Another change involves the coverage gap between those covered by Medicaid and those eligible for subsidies in the Marketplace. The Healthy Indiana Plan (HIP) ended enrollment July 31, and Indiana is one of 23 states that has opted not to expand Medicaid.

“For this year’s [ACA] enrollment, anybody 100 percent federal poverty level up to 400 percent federal poverty level will have options of getting health insurance through that Marketplace,” said Rahl. “And with HIP, since the state of Indiana opted not to expand Medicaid, we had an alternative. And that was able to help those 100 percent or below have insurance.”

Meanwhile, Gov. Mike Pence still is waiting to hear back from the federal government regarding his HIP 2.0 application.

“At this time there is no option for health insurance … for anybody that is 100 percent federal poverty level and below,” said Rahl. “So, we do have a gap in the state of Indiana in that arena.”

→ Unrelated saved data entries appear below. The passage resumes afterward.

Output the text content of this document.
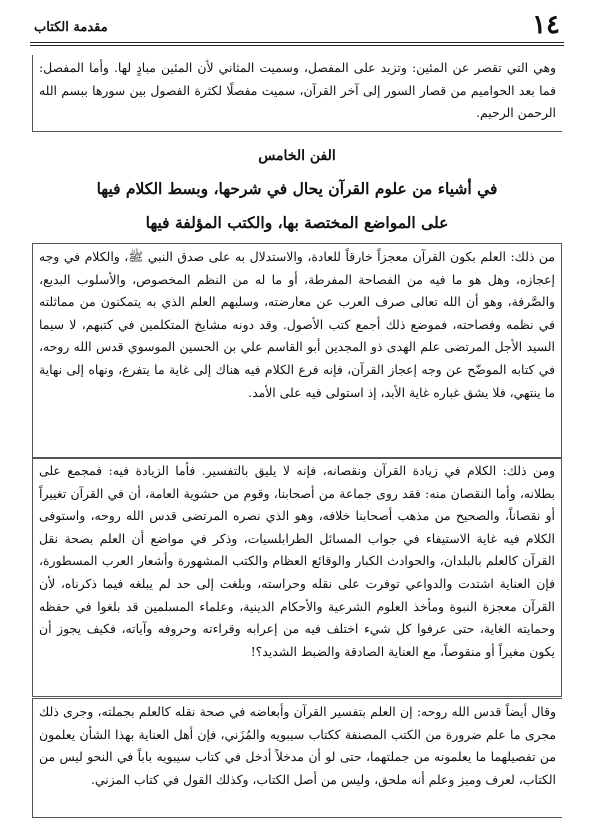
١٤
مقدمة الكتاب

وهي التي تقصر عن المئين: وتزيد على المفصل، وسميت المثاني لأن المئين مبادٍ لها. وأما المفصل: فما بعد الحواميم من قصار السور إلى آخر القرآن، سميت مفصلًا لكثرة الفصول بين سورها ببسم الله الرحمن الرحيم.

الفن الخامس
في أشياء من علوم القرآن يحال في شرحها، وبسط الكلام فيها
على المواضع المختصة بها، والكتب المؤلفة فيها

من ذلك: العلم بكون القرآن معجزاً خارقاً للعادة، والاستدلال به على صدق النبي ﷺ، والكلام في وجه إعجازه، وهل هو ما فيه من الفصاحة المفرطة، أو ما له من النظم المخصوص، والأسلوب البديع، والصَّرفة، وهو أن الله تعالى صرف العرب عن معارضته، وسلبهم العلم الذي به يتمكنون من مماثلته في نظمه وفصاحته، فموضع ذلك أجمع كتب الأصول. وقد دونه مشايخ المتكلمين في كتبهم، لا سيما السيد الأجل المرتضى علم الهدى ذو المجدين أبو القاسم علي بن الحسين الموسوي قدس الله روحه، في كتابه الموضّح عن وجه إعجاز القرآن، فإنه فرع الكلام فيه هناك إلى غاية ما يتفرع، ونهاه إلى نهاية ما ينتهي، فلا يشق غباره غاية الأبد، إذ استولى فيه على الأمد.

ومن ذلك: الكلام في زيادة القرآن ونقصانه، فإنه لا يليق بالتفسير. فأما الزيادة فيه: فمجمع على بطلانه، وأما النقصان منه: فقد روى جماعة من أصحابنا، وقوم من حشوية العامة، أن في القرآن تغييراً أو نقصاناً، والصحيح من مذهب أصحابنا خلافه، وهو الذي نصره المرتضى قدس الله روحه، واستوفى الكلام فيه غاية الاستيفاء في جواب المسائل الطرابلسيات، وذكر في مواضع أن العلم بصحة نقل القرآن كالعلم بالبلدان، والحوادث الكبار والوقائع العظام والكتب المشهورة وأشعار العرب المسطورة، فإن العناية اشتدت والدواعي توفرت على نقله وحراسته، وبلغت إلى حد لم يبلغه فيما ذكرناه، لأن القرآن معجزة النبوة ومأخذ العلوم الشرعية والأحكام الدينية، وعلماء المسلمين قد بلغوا في حفظه وحمايته الغاية، حتى عرفوا كل شيء اختلف فيه من إعرابه وقراءته وحروفه وآياته، فكيف يجوز أن يكون مغيراً أو منقوصاً، مع العناية الصادقة والضبط الشديد؟!

وقال أيضاً قدس الله روحه: إن العلم بتفسير القرآن وأبعاضه في صحة نقله كالعلم بجملته، وجرى ذلك مجرى ما علم ضرورة من الكتب المصنفة ككتاب سيبويه والمُزَني، فإن أهل العناية بهذا الشأن يعلمون من تفصيلهما ما يعلمونه من جملتهما، حتى لو أن مدخلاً أدخل في كتاب سيبويه باباً في النحو ليس من الكتاب، لعرف وميز وعلم أنه ملحق، وليس من أصل الكتاب، وكذلك القول في كتاب المزني.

Even with all these issues, Reynal said she is optimistic the Exchange will run much more efficiently this time around. She said consumers with questions shouldn’t hesitate to ask for help.

“It was brand new last year,” she said. “We do expect things to move more smoothly this year. As we know, even people that are able to choose coverage through their employer, it’s not always easy. Choosing insurance is complicated. Individuals that go through the marketplace, they have a lot of choices to make. And if they haven’t had insurance before or haven’t had it lately, there might be some terms they’re not familiar with. It’s important for folks if they do have questions to reach out and get the help that they need so they make sure there is a right plan for them.”